Begin lying on your side with the knees bent. Keeping the hips stacked and the heels or ankles touching, lift the top knee towards the ceiling without letting the hips shift. Lower the top leg, imagining that you have a playground ball or Magic Circle between the knees or a Theraband looped around the thighs (and if you have these props, you can certainly incorporate them!). Repeat eight to ten times. Variation: extend the top leg to straight and lift and lower the leg eight to ten times. Repeat the whole sequence on the other side. Tip: Balance the work with a figure-four stretch on both sides.
- SWIMMING PREP
This exercise is a great way to connect breath, abdominals, and pelvic floor while also challenging pelvic stability.
Start on all fours (quadruped position) with hands beneath the shoulders and knees under the hips. On an inhale, allow your belly to relax and hang (visualize a pregnant cat) without arching or tucking. On an exhale, draw the abdominals in and up while lifting the pelvic floor. It’s helpful to make a “shhh” sound or hissing breath. Repeat five times. Once you’ve got the hang of the basic exercise, add variations. Try extending one arm and the opposite leg (“bird dog”), or hovering both knees off the floor (“knee stretch”). Try to avoid doming of the abdominals, or placing downward pressure on the pelvic floor.

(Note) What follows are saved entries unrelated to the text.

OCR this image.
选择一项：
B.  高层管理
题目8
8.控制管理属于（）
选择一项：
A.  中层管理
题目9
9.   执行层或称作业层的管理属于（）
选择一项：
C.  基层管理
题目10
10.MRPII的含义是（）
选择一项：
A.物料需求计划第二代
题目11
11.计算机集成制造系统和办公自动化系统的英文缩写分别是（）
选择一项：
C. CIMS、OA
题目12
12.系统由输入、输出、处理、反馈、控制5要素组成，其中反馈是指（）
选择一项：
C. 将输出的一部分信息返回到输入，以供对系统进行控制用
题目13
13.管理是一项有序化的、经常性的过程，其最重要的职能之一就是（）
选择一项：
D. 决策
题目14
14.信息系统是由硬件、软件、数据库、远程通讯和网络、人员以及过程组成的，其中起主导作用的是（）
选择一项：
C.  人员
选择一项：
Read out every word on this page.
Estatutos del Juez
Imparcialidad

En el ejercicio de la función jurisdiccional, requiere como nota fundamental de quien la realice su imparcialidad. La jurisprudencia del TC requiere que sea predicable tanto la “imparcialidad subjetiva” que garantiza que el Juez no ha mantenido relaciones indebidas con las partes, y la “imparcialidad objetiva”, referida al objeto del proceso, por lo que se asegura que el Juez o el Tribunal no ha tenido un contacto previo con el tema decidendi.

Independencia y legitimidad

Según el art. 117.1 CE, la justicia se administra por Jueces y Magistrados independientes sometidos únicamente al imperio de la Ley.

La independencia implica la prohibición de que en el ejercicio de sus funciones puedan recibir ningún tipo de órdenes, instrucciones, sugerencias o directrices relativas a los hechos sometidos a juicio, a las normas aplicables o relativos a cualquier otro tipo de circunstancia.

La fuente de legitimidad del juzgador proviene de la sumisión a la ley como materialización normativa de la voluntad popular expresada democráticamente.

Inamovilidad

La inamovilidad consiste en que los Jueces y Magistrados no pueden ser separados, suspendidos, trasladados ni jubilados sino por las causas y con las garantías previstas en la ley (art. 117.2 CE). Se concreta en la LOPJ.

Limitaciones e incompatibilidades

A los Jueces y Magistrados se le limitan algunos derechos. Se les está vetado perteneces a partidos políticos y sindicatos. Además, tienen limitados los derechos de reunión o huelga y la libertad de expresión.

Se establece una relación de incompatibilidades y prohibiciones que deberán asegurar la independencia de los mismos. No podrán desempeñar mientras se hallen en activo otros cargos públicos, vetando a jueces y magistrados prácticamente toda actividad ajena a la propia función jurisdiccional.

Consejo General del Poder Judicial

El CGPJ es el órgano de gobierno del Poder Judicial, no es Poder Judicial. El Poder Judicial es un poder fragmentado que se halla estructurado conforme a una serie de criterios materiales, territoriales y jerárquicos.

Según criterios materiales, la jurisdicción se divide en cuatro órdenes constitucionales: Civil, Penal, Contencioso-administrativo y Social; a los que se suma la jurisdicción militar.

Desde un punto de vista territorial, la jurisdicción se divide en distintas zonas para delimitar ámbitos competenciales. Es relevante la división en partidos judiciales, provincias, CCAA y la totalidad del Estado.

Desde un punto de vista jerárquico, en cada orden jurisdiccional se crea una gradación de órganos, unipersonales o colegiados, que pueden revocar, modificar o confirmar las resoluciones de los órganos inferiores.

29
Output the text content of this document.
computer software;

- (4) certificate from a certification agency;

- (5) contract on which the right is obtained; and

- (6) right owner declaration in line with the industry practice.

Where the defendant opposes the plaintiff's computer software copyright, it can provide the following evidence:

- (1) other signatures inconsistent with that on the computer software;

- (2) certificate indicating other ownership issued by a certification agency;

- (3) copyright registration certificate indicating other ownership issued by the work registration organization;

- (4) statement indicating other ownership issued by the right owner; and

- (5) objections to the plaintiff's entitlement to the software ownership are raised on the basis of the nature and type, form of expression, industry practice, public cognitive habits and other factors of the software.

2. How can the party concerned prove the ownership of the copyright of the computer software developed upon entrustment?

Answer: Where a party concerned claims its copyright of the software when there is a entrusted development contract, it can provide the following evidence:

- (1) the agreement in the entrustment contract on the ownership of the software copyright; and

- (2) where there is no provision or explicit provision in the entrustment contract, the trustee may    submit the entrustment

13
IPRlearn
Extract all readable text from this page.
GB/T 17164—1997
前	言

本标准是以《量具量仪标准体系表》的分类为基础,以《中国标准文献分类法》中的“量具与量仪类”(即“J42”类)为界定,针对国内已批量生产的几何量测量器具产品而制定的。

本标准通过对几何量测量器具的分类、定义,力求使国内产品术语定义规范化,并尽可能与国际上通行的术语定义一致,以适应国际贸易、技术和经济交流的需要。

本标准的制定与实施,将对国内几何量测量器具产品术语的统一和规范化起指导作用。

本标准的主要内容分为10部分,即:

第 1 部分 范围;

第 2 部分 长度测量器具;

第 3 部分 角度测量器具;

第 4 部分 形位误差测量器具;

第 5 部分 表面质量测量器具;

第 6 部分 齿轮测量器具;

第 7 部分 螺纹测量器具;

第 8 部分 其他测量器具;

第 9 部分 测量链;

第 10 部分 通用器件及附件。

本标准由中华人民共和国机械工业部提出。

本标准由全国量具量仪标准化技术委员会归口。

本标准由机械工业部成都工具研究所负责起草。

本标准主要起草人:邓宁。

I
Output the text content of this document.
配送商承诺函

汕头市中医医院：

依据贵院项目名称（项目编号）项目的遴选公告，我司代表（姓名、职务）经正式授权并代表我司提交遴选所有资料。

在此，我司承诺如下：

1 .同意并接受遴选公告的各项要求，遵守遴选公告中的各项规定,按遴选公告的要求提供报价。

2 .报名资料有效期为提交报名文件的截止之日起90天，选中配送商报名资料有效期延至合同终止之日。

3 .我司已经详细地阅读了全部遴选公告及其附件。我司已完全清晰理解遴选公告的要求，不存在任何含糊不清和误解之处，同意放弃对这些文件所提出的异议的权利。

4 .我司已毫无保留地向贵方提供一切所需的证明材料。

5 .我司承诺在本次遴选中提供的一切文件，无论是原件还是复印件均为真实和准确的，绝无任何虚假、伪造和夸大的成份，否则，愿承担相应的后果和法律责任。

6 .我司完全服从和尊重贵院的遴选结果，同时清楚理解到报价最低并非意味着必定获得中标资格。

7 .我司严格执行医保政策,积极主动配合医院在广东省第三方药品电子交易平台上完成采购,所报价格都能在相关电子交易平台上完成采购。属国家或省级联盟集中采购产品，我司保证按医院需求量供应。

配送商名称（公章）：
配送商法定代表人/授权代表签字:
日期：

These five exercises are a great way to start adding movement and re-establishing connections throughout the body. They won’t take up much time and can be done throughout the day. With gradual load and exercise progression, you’ll be on your way to safely getting back to your activities. A conscious and consistent practice will help you grow as your child does, so you can comfortably lift, play, and run after him or her.